| Lleyton Hewitt after beating Paradorn Srichaphan at Flushing Meadow on Thursday. The Aussie won 4-6, 6-2, 6-4, 6-2. (Reuters)
New York: Lleyton Hewitt expressed disbelief at the circumstances behind his fourth-round win over Thai Paradorn Srichaphan on Thursday.
The Australian sixth seed, who captured the Flushing Meadow title in 2001, beat Paradorn 4-6, 6-2, 6-4, 6-2 to set up a quarter final meeting with third seed Juan Carlos Ferrero.
It was Hewitt who eventually shrugged off an impromptu court change earlier on Thursday, when organisers switched their rain-hit encounter to court 11 from the Grandstand showcourt.
The Grandstand court had a problem with water seepage, leaving pools of water over the surface, which would not clear.

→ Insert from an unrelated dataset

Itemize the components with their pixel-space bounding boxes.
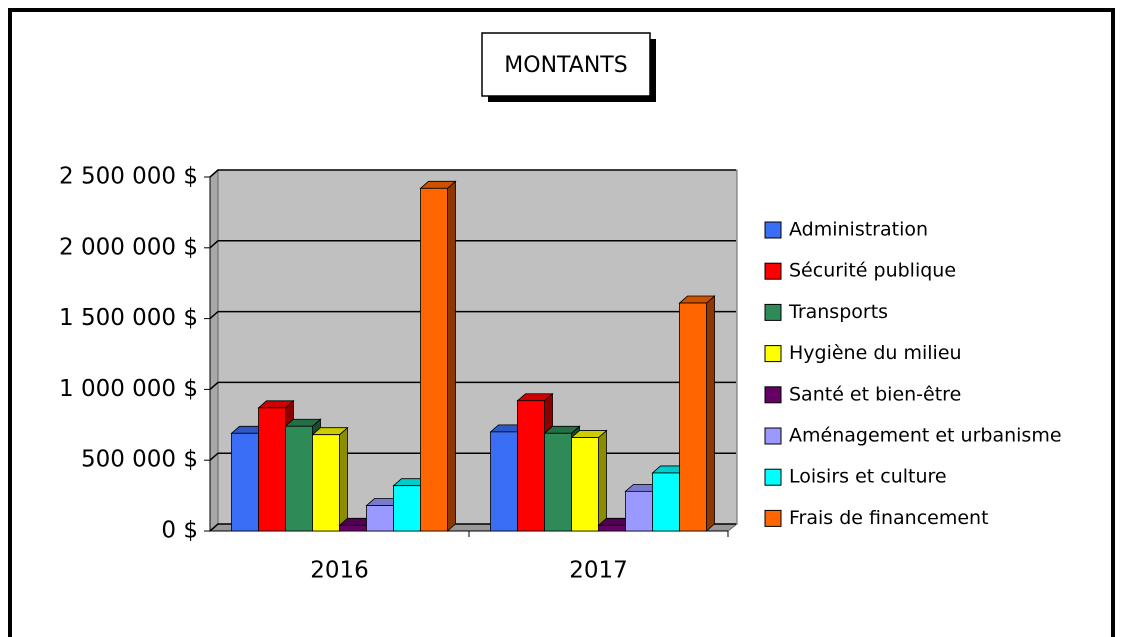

“I’ve never had (a court change mid-match) happen to me,” said Hewitt, who was trailing Paradorn 4-3 when they resumed on Thursday.
“Not only at a Grand Slam but even at a local junior country tournament back in Australia. We went to warm-up on Grandstand this morning and there was water coming out of the court...It was incredible, I’ve never seen anything like it.
“It was like playing on ice. There was no way Paradorn or I was going to go out there. Anyone would have risked injury.”
The rain delays left Hewitt having to play four matches in four days to win the title.
In contrast, Americans Andre Agassi and Andy Roddick managed to reach the last eight on Tuesday and Wednesday, respectively, giving them extra rest.
Hewitt laughed off suggestions that the USTA wanted to help their players ahead of others but added: “It is going to be tough to win four matches in a row. So maybe there is a disadvantage in that respect. But I felt I went up a gear against Paradorn and it gives me confidence. I need to improve still but I have good memories of playing here over the years and I believe I’m good enough to win (again).”
Hewitt has now reached four quarter finals here in each of the last four years.
Meanwhile, Michael Chang finally got his farewell tribute at the US Open. The ceremony was postponed twice by persistent rain that delayed the tournament this week. When the skies cleared, he was honoured at Centre Court on Thursday night.
The youngest man ever to win a US Open match and the youngest Grand Slam champion in history gave the fans one more trademark fist pump and received a standing ovation.
Chang ended his career with one last match at the Open last week, one day after the USTA honoured Pete Sampras with a Centre Court ceremony.
He was introduced to the crowd at the Arthur Ashe Stadium one final time by Davis Cup captain Patrick McEnroe.